Praça João Lisboa remains "the heart, the soul, and the nerve center of the city." It has numerous shade trees, a mosaic tiled walkways with strongly contrasting light and dark tiling, and symmetrical flowerbeds. The square is surrounded by large ensemble of historic structures of São Luís, especially the tall urban townhouses (sobrados) faced in azulejos, a symbol of the city.

==History==

Praça João Lisboa, or the Largo do Carmo, dates to the earliest settlement of São Luís by the French and Portuguese. The square was the site of a battle between the Dutch and the Portuguese in 1643 as part of the larger Dutch invasions of Brazil. The Carmelite Convent was one of the largest buildings in São Luís prior to the invasion, and was relentlessly attacked by the Dutch. The Portuguese soon occupied the Carmelite Convent as a garrison; the Carmelite clergy remained, and rallied both Portuguese and indigenous peoples against the Dutch. The Dutch were defeated in a battle at the Largo do Carmo by the troops of Sergeant-Major Antônio Teixeira de Melo; the battle ended the Dutch invasion of Maranhão. The convent continued to house the Portuguese colonial Artillery Corps and the Police Corps after the battle.

The square then became the center of cultural life of São Luís from the Portuguese colonial period. It was the site of the city's first public market and fair, religious festivals, the first public shelter. The Portuguese erected a marble pillory in the square, and carried out the torture and execution of numerous African slaves in the Largo do Carmo. The pillory was destroyed in 1888 after the proclamation of the Brazilian Republic. The square was also a meeting place in the evening for intellectuals of São Luís in this period, giving a corner of the park the name "the little senate".

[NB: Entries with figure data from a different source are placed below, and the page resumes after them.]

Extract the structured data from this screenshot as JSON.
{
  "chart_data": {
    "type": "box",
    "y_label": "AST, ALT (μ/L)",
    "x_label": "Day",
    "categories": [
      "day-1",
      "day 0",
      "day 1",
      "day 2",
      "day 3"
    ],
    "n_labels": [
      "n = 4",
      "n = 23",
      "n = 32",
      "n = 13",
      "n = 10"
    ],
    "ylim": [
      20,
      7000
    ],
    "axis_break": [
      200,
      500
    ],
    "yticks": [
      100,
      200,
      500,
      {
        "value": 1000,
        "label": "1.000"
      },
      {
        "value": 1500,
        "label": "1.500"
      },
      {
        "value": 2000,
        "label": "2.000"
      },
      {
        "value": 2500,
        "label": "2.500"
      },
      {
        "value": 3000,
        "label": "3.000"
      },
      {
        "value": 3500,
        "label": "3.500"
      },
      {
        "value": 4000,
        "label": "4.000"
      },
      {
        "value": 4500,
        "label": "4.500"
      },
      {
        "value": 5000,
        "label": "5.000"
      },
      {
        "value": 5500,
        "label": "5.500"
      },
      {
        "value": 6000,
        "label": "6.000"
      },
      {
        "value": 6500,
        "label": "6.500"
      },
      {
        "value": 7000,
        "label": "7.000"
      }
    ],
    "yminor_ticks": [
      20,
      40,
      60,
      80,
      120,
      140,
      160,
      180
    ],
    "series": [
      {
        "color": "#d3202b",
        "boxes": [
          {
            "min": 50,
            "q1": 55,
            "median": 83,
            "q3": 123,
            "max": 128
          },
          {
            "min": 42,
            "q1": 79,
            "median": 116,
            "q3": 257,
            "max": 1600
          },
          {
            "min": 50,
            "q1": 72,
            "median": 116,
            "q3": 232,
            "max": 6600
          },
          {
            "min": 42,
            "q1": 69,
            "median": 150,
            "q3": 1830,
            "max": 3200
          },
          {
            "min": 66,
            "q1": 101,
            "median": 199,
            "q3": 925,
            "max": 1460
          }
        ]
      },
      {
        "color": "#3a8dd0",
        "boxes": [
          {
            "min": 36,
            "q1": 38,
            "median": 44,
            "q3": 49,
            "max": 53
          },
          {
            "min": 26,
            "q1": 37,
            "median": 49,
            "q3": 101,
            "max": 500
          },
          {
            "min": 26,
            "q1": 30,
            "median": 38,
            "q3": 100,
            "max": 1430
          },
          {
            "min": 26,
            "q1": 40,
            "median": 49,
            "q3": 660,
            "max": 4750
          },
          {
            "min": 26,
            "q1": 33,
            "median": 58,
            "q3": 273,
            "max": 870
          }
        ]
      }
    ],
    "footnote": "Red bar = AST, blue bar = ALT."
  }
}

The square was also the site of the procession of Our Lady of Mount Carmel, a feast day of the Church and Convent of Mount Carmel. It also hosted several historical, political, and social events of São Luís. It was also home to numerous pharmacies, some of which operated day and night.

===20th century===

Numerous changes were made to the square at the beginning of the 20th century. Governor Luís Domingues renamed the square in honor of João Lisboa on July 28, 1901. Lisboa (1812-1863) was born in the interior of Maranhão and became a celebrated author and journalist both in the state and Brazil. The Domingues government hired Jean Magrou, a French sculptor, to design a monument dedicated to João Lisboa in 1911. Magrou's work remained at the Palácio do Leões until 1918. It was installed in the square by Governor Antônio Brício de Araújo. The monument has a bronze sculpture of João Lisboa with a marble pedestal; it additionally contains the ashes of the journalist, who died in Lisbon.

Senator Vitorino Freire, a powerful senator from Maranhão, led protests of the Coligadas Oppositions, a political group opposed to the election of governor José Sarney. Sarney later became the first civilian president after more than twenty years of military dictatorship in Brazil. The square, however, declined in the 20th century as part of the real estate crisis of the Historic Center of São Luís. Many commercial establishments and hotels closed, never to be reoccupied. The Hotel Ribamar, a favored hotel of politicians of the interior of Maranhão, the Casa Branca shirt shop, the Fonte Maravilhosa snack bar, and numerous pharmacies.

==Footnotes==

A.The pillory was allegedly destroyed in 1888, however, research by Euges Lima confirms that part of the structure served as the basis for a monument in Praça Manoel Beckman.